The other issue I often have with traveling is related to finding places to eat. When I travel for personal reasons, I always rent a vehicle and research healthy options for eating beforehand. However, when I travel for work, I do not always have a rental car and I am often stuck with food places that are inside or around the hotel. This results in having very few good options. During these times, I may pack a few food items with me to have just in case I need them, in an attempt to not revert back to eating unhealthy food just because it is convenient.

If I ever feel like I am slipping, I go to the gym and look around, and when I see another person working hard, it motivates me. It makes me think, Get your head in the game! Do not let them beat you. The competitive side of me comes out, which is one reason why I believe in and support the idea of fitness challenges. I have dedicated a significant amount of my research at the university to weight loss, motivation, and the incorporation of marriage and family therapists. If competition is structured in a controlled and positive way, it can be fun, motivating, and worthwhile. I currently serve as a mental health consultant to a few programs, most notably the Insight 2 Health Fitness Challenge, FitCom program, and Mercer University’s fitness challenge. I am also developing my own reality-based weight-loss television show that will air on a local channel.

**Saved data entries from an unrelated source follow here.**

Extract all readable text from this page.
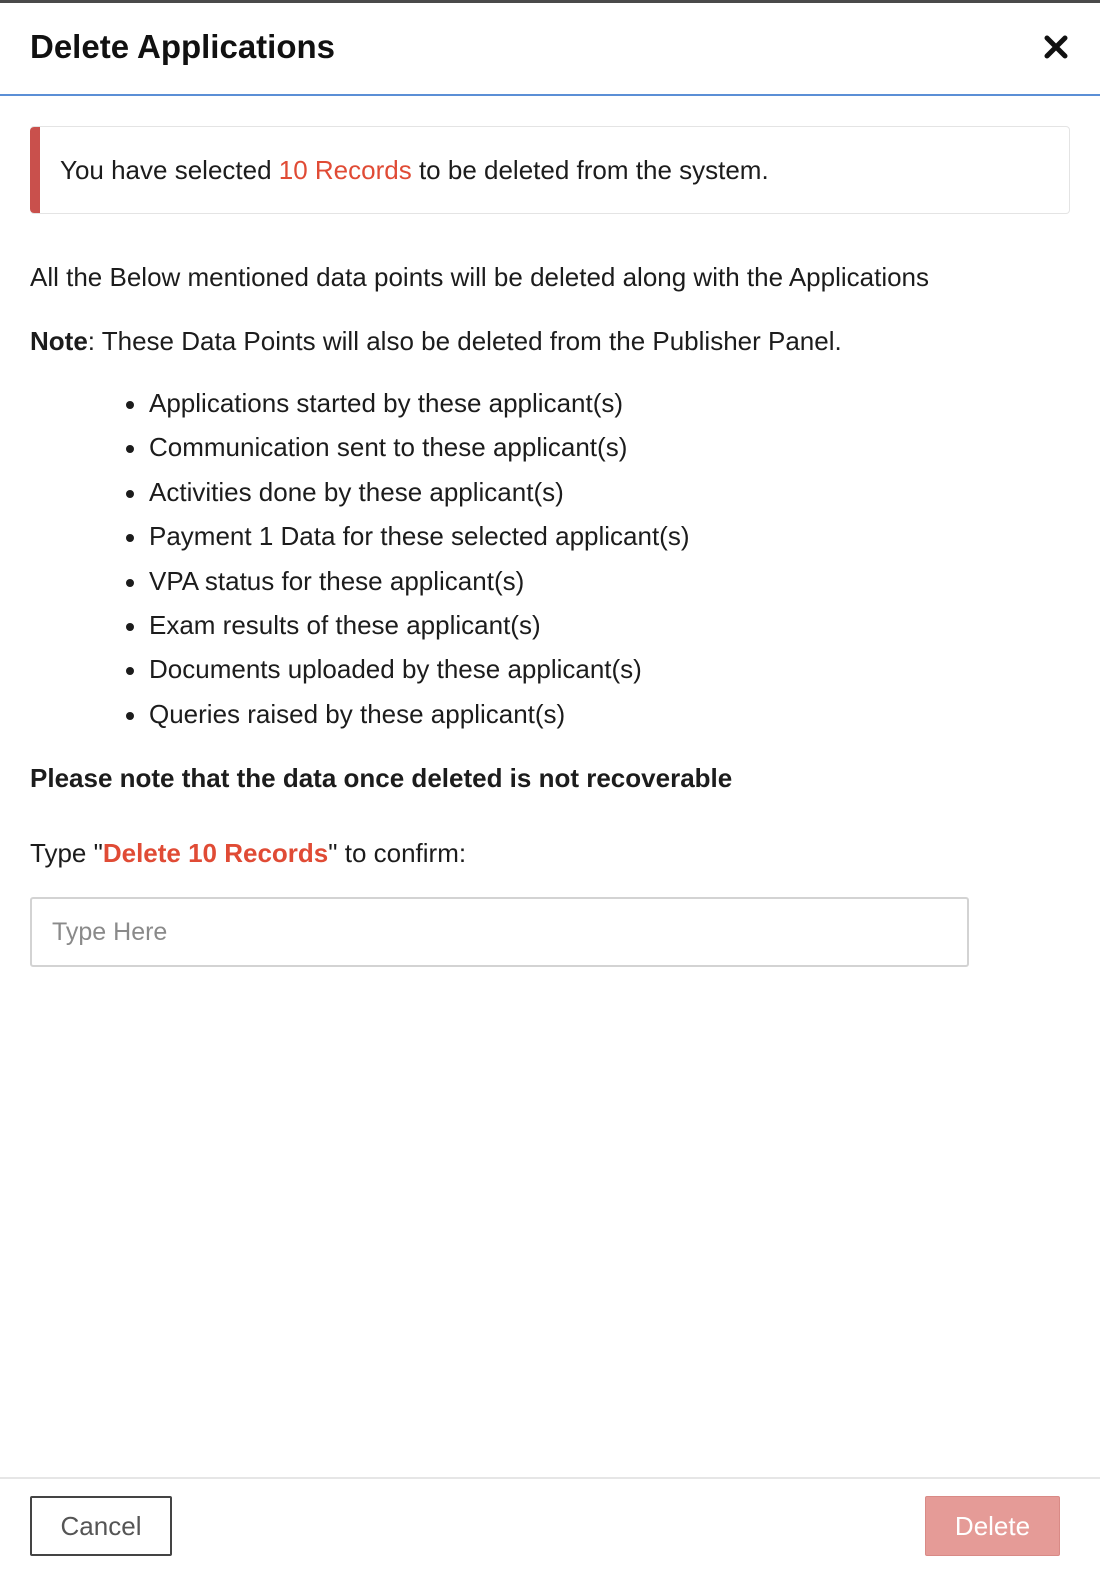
Delete Applications
You have selected 10 Records to be deleted from the system.

All the Below mentioned data points will be deleted along with the Applications

Note: These Data Points will also be deleted from the Publisher Panel.

Applications started by these applicant(s)
Communication sent to these applicant(s)
Activities done by these applicant(s)
Payment 1 Data for these selected applicant(s)
VPA status for these applicant(s)
Exam results of these applicant(s)
Documents uploaded by these applicant(s)
Queries raised by these applicant(s)

Please note that the data once deleted is not recoverable

Type "Delete 10 Records" to confirm:

Type Here
Cancel	Delete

As a professor, I conduct research regarding weight loss within the context of individual, couple, and family relationships. And as a therapist, I work with individuals dealing with a variety of concerns, including weight. Weight loss does not automatically cure mental health and body image issues, because weight is not always just about physical pounds; it can also be about emotional weight that may exist in a person’s life. Therapy is a way to work through that weight. All of my work has helped me to understand an issue that so many of us struggle with. It also informs the book I’m writing, Less Is Moore: A Memoir, which shares, in detail, my experiences before, during, and after weight loss.

Advice

Do not wait. Everyone says that they want to get healthy and change their lives, but they keep putting it off and saying that they will start later — usually after a holiday or a special event. It goes back to the adage of “Why put off until tomorrow what you can accomplish today?” It is better to start today because by tomorrow, you may have gained a pound, changed your mind, and entered into a downward spiral of eating unhealthy food, sitting on the couch, and staying in a depressed mood. Replace “I can’t” with “I can … and I will.” Now is the time!